In the Undoctored program and the Undoctored Inner Circle, we all begin with the same program that I call Wild, Naked, and Unwashed. I gave it this crazy name because it means that we, in effect, revert back to life the way it was supposed to be conducted all along before absurd dietary guidelines, processed garbage foods, Big Pharma, doctors and healthcare got in the way. Hundreds of health conditions reverse just by following the basic Undoctored program.
But not all health conditions fully respond to the basic program. For this reason, we have what we call Undoctored Protocols and Undoctored Advanced Topics to address conditions that do not fully respond to basic efforts. Migraine headaches is among those conditions. Preventing Migraine Headaches is therefore among the Undoctored Advanced Topics that we cover. And among the more advanced issues we consider is MTHFR gene variants, an issue I highly doubt your primary care doctor or neurologist considered:
Higher homocysteine blood levels are associated with migraine headaches, while reduction of homocysteine with B vitamins (folates, B12, B6, and B2) correlates with reduction in severity and intensity of migaines. (Note that higher blood homocysteine levels also predict greater likelihood of depression and cognitive impairment/dementia.) In addition, the fairly common MTHFR gene variant, C677T, carried by 12-25% of people, causes poor absorption of folate (vitamin B9), reflected by increased blood levels of homocysteine. People with migraines have a greater likelihood of carrying the C677T gene variant and are therefore more susceptible to the effects of low folate and higher homocysteine levels.

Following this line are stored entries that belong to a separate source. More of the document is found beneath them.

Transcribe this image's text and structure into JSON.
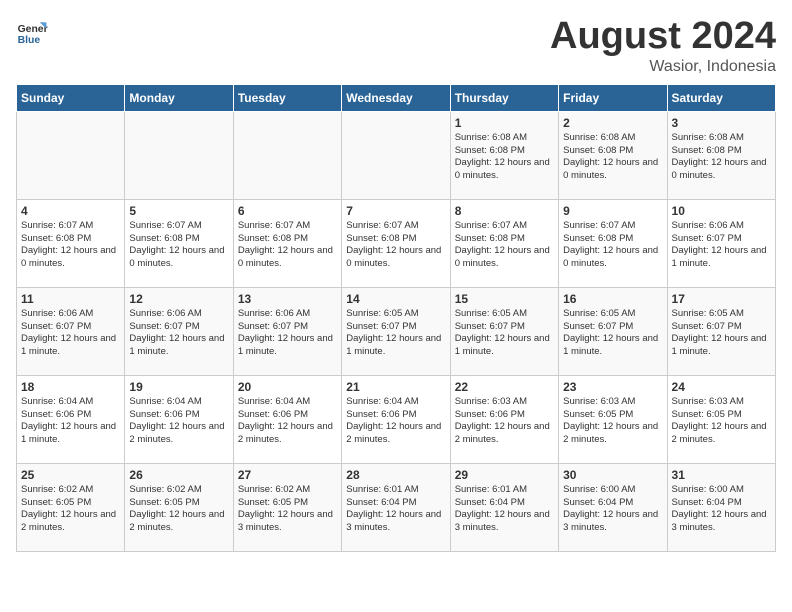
{
  "logo": {
    "line1": "General",
    "line2": "Blue"
  },
  "calendar": {
    "title": "August 2024",
    "subtitle": "Wasior, Indonesia"
  },
  "headers": [
    "Sunday",
    "Monday",
    "Tuesday",
    "Wednesday",
    "Thursday",
    "Friday",
    "Saturday"
  ],
  "weeks": [
    [
      {
        "day": "",
        "info": ""
      },
      {
        "day": "",
        "info": ""
      },
      {
        "day": "",
        "info": ""
      },
      {
        "day": "",
        "info": ""
      },
      {
        "day": "1",
        "info": "Sunrise: 6:08 AM\nSunset: 6:08 PM\nDaylight: 12 hours\nand 0 minutes."
      },
      {
        "day": "2",
        "info": "Sunrise: 6:08 AM\nSunset: 6:08 PM\nDaylight: 12 hours\nand 0 minutes."
      },
      {
        "day": "3",
        "info": "Sunrise: 6:08 AM\nSunset: 6:08 PM\nDaylight: 12 hours\nand 0 minutes."
      }
    ],
    [
      {
        "day": "4",
        "info": "Sunrise: 6:07 AM\nSunset: 6:08 PM\nDaylight: 12 hours\nand 0 minutes."
      },
      {
        "day": "5",
        "info": "Sunrise: 6:07 AM\nSunset: 6:08 PM\nDaylight: 12 hours\nand 0 minutes."
      },
      {
        "day": "6",
        "info": "Sunrise: 6:07 AM\nSunset: 6:08 PM\nDaylight: 12 hours\nand 0 minutes."
      },
      {
        "day": "7",
        "info": "Sunrise: 6:07 AM\nSunset: 6:08 PM\nDaylight: 12 hours\nand 0 minutes."
      },
      {
        "day": "8",
        "info": "Sunrise: 6:07 AM\nSunset: 6:08 PM\nDaylight: 12 hours\nand 0 minutes."
      },
      {
        "day": "9",
        "info": "Sunrise: 6:07 AM\nSunset: 6:08 PM\nDaylight: 12 hours\nand 0 minutes."
      },
      {
        "day": "10",
        "info": "Sunrise: 6:06 AM\nSunset: 6:07 PM\nDaylight: 12 hours\nand 1 minute."
      }
    ],
    [
      {
        "day": "11",
        "info": "Sunrise: 6:06 AM\nSunset: 6:07 PM\nDaylight: 12 hours\nand 1 minute."
      },
      {
        "day": "12",
        "info": "Sunrise: 6:06 AM\nSunset: 6:07 PM\nDaylight: 12 hours\nand 1 minute."
      },
      {
        "day": "13",
        "info": "Sunrise: 6:06 AM\nSunset: 6:07 PM\nDaylight: 12 hours\nand 1 minute."
      },
      {
        "day": "14",
        "info": "Sunrise: 6:05 AM\nSunset: 6:07 PM\nDaylight: 12 hours\nand 1 minute."
      },
      {
        "day": "15",
        "info": "Sunrise: 6:05 AM\nSunset: 6:07 PM\nDaylight: 12 hours\nand 1 minute."
      },
      {
        "day": "16",
        "info": "Sunrise: 6:05 AM\nSunset: 6:07 PM\nDaylight: 12 hours\nand 1 minute."
      },
      {
        "day": "17",
        "info": "Sunrise: 6:05 AM\nSunset: 6:07 PM\nDaylight: 12 hours\nand 1 minute."
      }
    ],
    [
      {
        "day": "18",
        "info": "Sunrise: 6:04 AM\nSunset: 6:06 PM\nDaylight: 12 hours\nand 1 minute."
      },
      {
        "day": "19",
        "info": "Sunrise: 6:04 AM\nSunset: 6:06 PM\nDaylight: 12 hours\nand 2 minutes."
      },
      {
        "day": "20",
        "info": "Sunrise: 6:04 AM\nSunset: 6:06 PM\nDaylight: 12 hours\nand 2 minutes."
      },
      {
        "day": "21",
        "info": "Sunrise: 6:04 AM\nSunset: 6:06 PM\nDaylight: 12 hours\nand 2 minutes."
      },
      {
        "day": "22",
        "info": "Sunrise: 6:03 AM\nSunset: 6:06 PM\nDaylight: 12 hours\nand 2 minutes."
      },
      {
        "day": "23",
        "info": "Sunrise: 6:03 AM\nSunset: 6:05 PM\nDaylight: 12 hours\nand 2 minutes."
      },
      {
        "day": "24",
        "info": "Sunrise: 6:03 AM\nSunset: 6:05 PM\nDaylight: 12 hours\nand 2 minutes."
      }
    ],
    [
      {
        "day": "25",
        "info": "Sunrise: 6:02 AM\nSunset: 6:05 PM\nDaylight: 12 hours\nand 2 minutes."
      },
      {
        "day": "26",
        "info": "Sunrise: 6:02 AM\nSunset: 6:05 PM\nDaylight: 12 hours\nand 2 minutes."
      },
      {
        "day": "27",
        "info": "Sunrise: 6:02 AM\nSunset: 6:05 PM\nDaylight: 12 hours\nand 3 minutes."
      },
      {
        "day": "28",
        "info": "Sunrise: 6:01 AM\nSunset: 6:04 PM\nDaylight: 12 hours\nand 3 minutes."
      },
      {
        "day": "29",
        "info": "Sunrise: 6:01 AM\nSunset: 6:04 PM\nDaylight: 12 hours\nand 3 minutes."
      },
      {
        "day": "30",
        "info": "Sunrise: 6:00 AM\nSunset: 6:04 PM\nDaylight: 12 hours\nand 3 minutes."
      },
      {
        "day": "31",
        "info": "Sunrise: 6:00 AM\nSunset: 6:04 PM\nDaylight: 12 hours\nand 3 minutes."
      }
    ]
  ]
}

In one study, for example, a combination of folic acid 2 mg + vitamin B6 25 mg + vitamin B12 400 mcg vs. placebo was shown to reduce migraine frequency by 75%, severity by 25%, along with 39% reduction in homocysteine from a starting level of 10.8 micromol/L (a level regarded as “normal” in most lab reports). Benefits were most marked in carriers of the MTHFR C677T genotype. Riboflavin has also been shown to reduce migraines; see below in the discussion re: mitochondrial dysfunction.

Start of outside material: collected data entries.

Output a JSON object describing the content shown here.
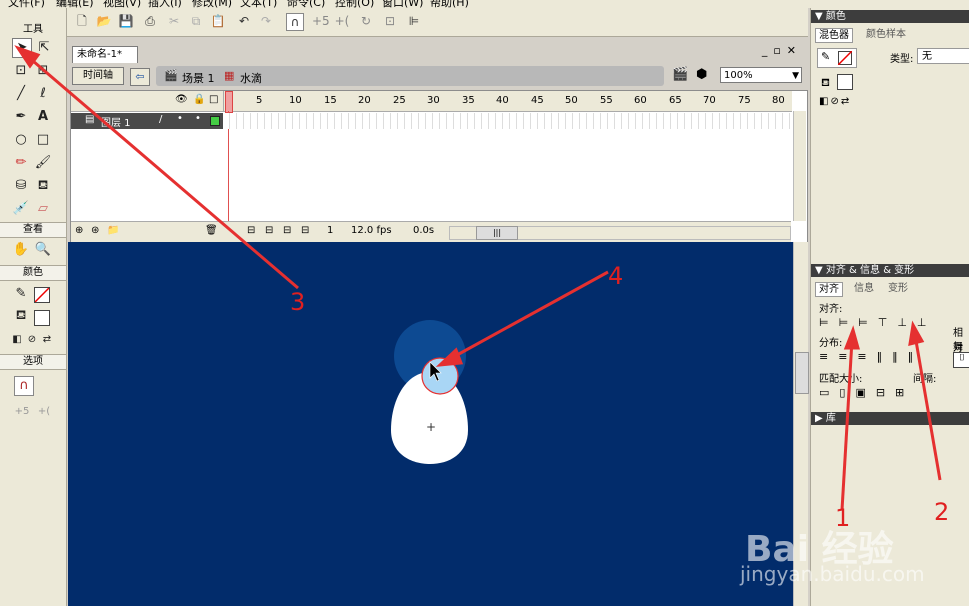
{
  "menu": [
    "文件(F)",
    "编辑(E)",
    "视图(V)",
    "插入(I)",
    "修改(M)",
    "文本(T)",
    "命令(C)",
    "控制(O)",
    "窗口(W)",
    "帮助(H)"
  ],
  "tools_panel": {
    "title": "工具",
    "view_label": "查看",
    "color_label": "颜色",
    "options_label": "选项"
  },
  "document": {
    "tab_title": "未命名-1*",
    "timeline_button": "时间轴",
    "scene_label": "场景 1",
    "symbol_label": "水滴",
    "zoom": "100%"
  },
  "timeline": {
    "layer_name": "图层 1",
    "frame_numbers": [
      "1",
      "5",
      "10",
      "15",
      "20",
      "25",
      "30",
      "35",
      "40",
      "45",
      "50",
      "55",
      "60",
      "65",
      "70",
      "75",
      "80"
    ],
    "current_frame": "1",
    "fps": "12.0 fps",
    "time": "0.0s"
  },
  "color_panel": {
    "title": "颜色",
    "tab_mixer": "混色器",
    "tab_swatches": "颜色样本",
    "type_label": "类型:",
    "type_value": "无"
  },
  "align_panel": {
    "title": "对齐 & 信息 & 变形",
    "tab_align": "对齐",
    "tab_info": "信息",
    "tab_transform": "变形",
    "align_label": "对齐:",
    "distribute_label": "分布:",
    "match_size_label": "匹配大小:",
    "spacing_label": "间隔:",
    "relative_label": "相对",
    "stage_label": "舞台"
  },
  "library_panel": {
    "title": "库"
  },
  "annotations": [
    "1",
    "2",
    "3",
    "4"
  ],
  "watermark": {
    "main": "Bai 经验",
    "sub": "jingyan.baidu.com"
  },
  "colors": {
    "stage": "#022c6b",
    "arrow": "#e53030",
    "playhead": "#e05050"
  }
}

Unfortunately, the methyl-form of folate that is more effective in increasing blood folate levels in people with MTHFR C677T has not been explored in any clinical study, but should be expected to be more effective in both reducing homocysteine and frequency/severity of migraine headaches than synthetic folic acid or folates and side-steps the suspected increased cancer rate that may occur with folic acid (due to higher blood levels of unmetabolized folic acid). Interestingly, SIBO is not uncommonly associated with poor absorption of folate and B12, potentially magnifying deficiency of these nutrients, especially in those with the MTHFR C677T variant.